(Bagdad) Bei den Wahlen in den irakischen Provinzen wurden die Christen des Landes schwer benachteiligt. Am Samstag fanden erste Wahlen zu den Provinzparlamenten des Iraks seit Kriegsende statt. Gewählt wurde in allen Teilen des Landes ausgenommen die drei kurdischen Provinzen des Nordens und die ebenfalls kurdische Erdölstadt Kirkuk. Artikel 50 des ursprünglichen Entwurfes für das Wahlgesetz sah auch eine Vertretung der ethnischen und religiösen Minderheiten vor. Für die immer schwächer werdende christliche Minderheit sollten 13 Sitze reserviert werden, da sie ansonsten keine Aussicht auf eine parlamentarische Vertretung hätten. Das Wahlgesetz wurde aber am 24. September 2008 vom irakischen Parlament ohne den Artikel 50 beschlossen, der kurzerhand gestrichen wurde. Als offizielle Begründung für die Streichung wurde angegeben, daß „keine zuverlässigen Volkszählungsdaten“ vorlägen.

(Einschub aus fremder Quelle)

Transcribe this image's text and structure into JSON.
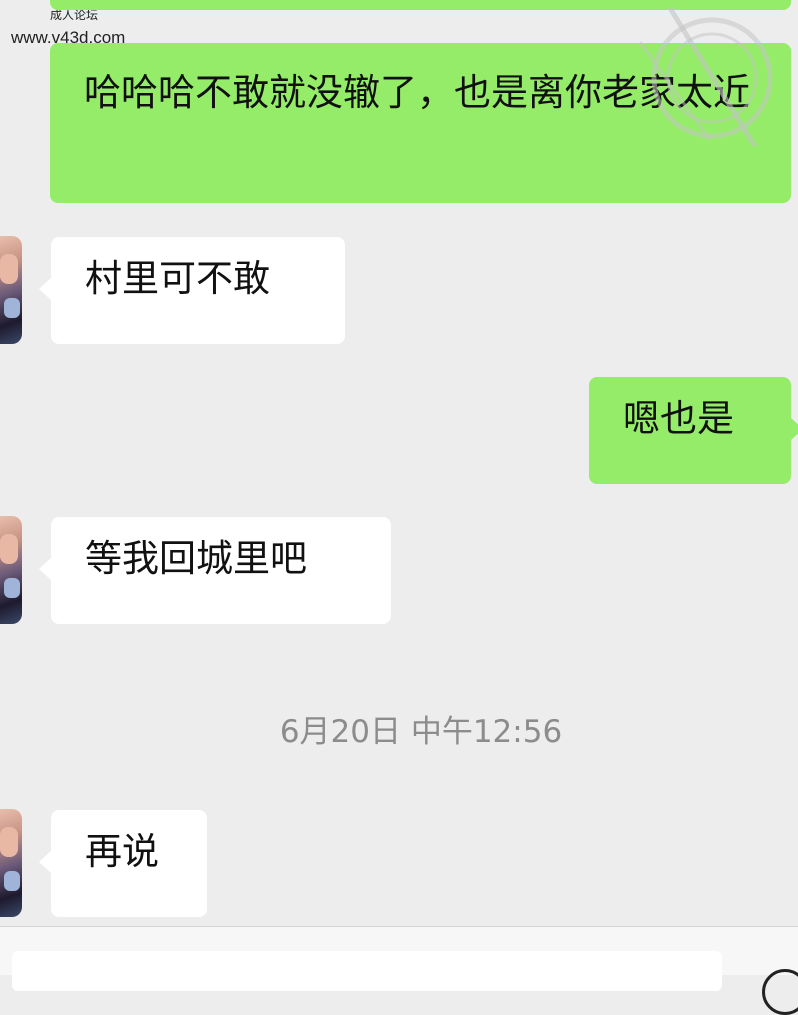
{
  "watermark": {
    "site_name": "成人论坛",
    "site_url": "www.v43d.com"
  },
  "messages": [
    {
      "side": "outgoing",
      "text": "哈哈哈不敢就没辙了，也是离你老家太近"
    },
    {
      "side": "incoming",
      "text": "村里可不敢"
    },
    {
      "side": "outgoing",
      "text": "嗯也是"
    },
    {
      "side": "incoming",
      "text": "等我回城里吧"
    },
    {
      "side": "incoming",
      "text": "再说"
    }
  ],
  "timestamp": "6月20日 中午12:56",
  "icons": {
    "avatar": "contact-avatar-photo",
    "stamp": "circular-watermark-stamp",
    "voice": "voice-toggle-icon"
  },
  "colors": {
    "background": "#ededed",
    "outgoing_bubble": "#95ec69",
    "incoming_bubble": "#ffffff",
    "timestamp_text": "#8c8c8c"
  }
}
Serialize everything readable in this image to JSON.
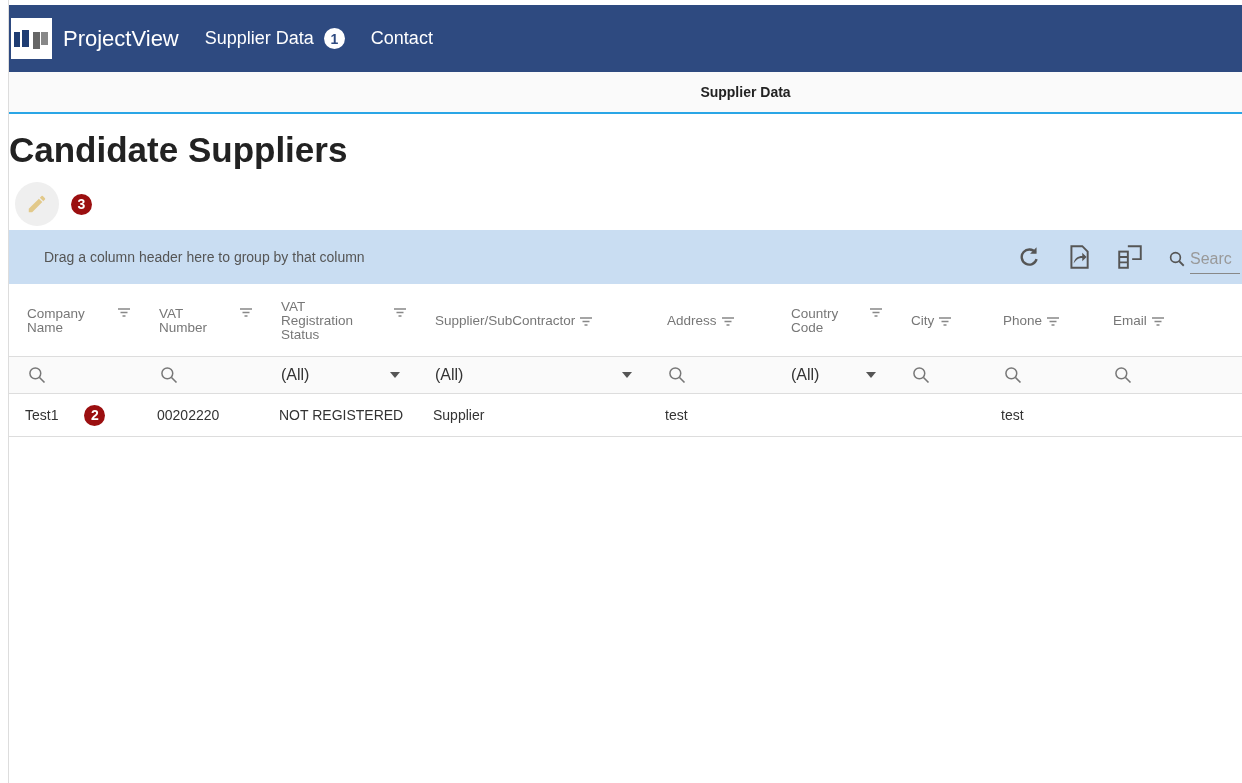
{
  "nav": {
    "brand": "ProjectView",
    "links": [
      {
        "label": "Supplier Data",
        "badge": "1"
      },
      {
        "label": "Contact"
      }
    ]
  },
  "tab": {
    "label": "Supplier Data",
    "selected": true
  },
  "title": "Candidate Suppliers",
  "edit_badge": "3",
  "grid": {
    "group_panel": "Drag a column header here to group by that column",
    "search": {
      "placeholder": "Searc"
    },
    "columns": [
      {
        "label": "Company Name"
      },
      {
        "label": "VAT Number"
      },
      {
        "label": "VAT Registration Status"
      },
      {
        "label": "Supplier/SubContractor"
      },
      {
        "label": "Address"
      },
      {
        "label": "Country Code"
      },
      {
        "label": "City"
      },
      {
        "label": "Phone"
      },
      {
        "label": "Email"
      }
    ],
    "filters": [
      {
        "kind": "search"
      },
      {
        "kind": "search"
      },
      {
        "kind": "select",
        "value": "(All)"
      },
      {
        "kind": "select",
        "value": "(All)"
      },
      {
        "kind": "search"
      },
      {
        "kind": "select",
        "value": "(All)"
      },
      {
        "kind": "search"
      },
      {
        "kind": "search"
      },
      {
        "kind": "search"
      }
    ],
    "rows": [
      {
        "badge": "2",
        "cells": [
          "Test1",
          "00202220",
          "NOT REGISTERED",
          "Supplier",
          "test",
          "",
          "",
          "test",
          ""
        ]
      }
    ]
  }
}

Ende September demonstrierten Tausende Christen in Dohuk und Mosul gegen diese Ausgrenzung. Am 29. September kritisierte Kardinal Emmanuel III. Delly, Oberhaupt der mit Rom unierten chaldäischen Kirche, das Wahlgesetz in einem Schreiben an den irakischen Regierungschef Nuri al-Maliki. Ebenso appellierte der Erzbischof von Kirkuk, Louis Saka, an Regierung und Parlament, die Christen des Landes „zu respektieren und die „religiösen Minderheiten“ zu schützen, in dem er an die alte christliche Tradition des Landes erinnert und den christlichen Beitrag zur Herausbildung einer eigenen staatlichen Identität.
Die Appelle blieben jedoch ungehört. Die Wahlergebnisse in den 14 von 18 Provinzen, in denen gewählt wurde, werden erst in den nächsten Tagen bekanntgegeben. Beobachter rechnen jedoch damit, daß kaum ein Christ unter den Gewählten sein werde.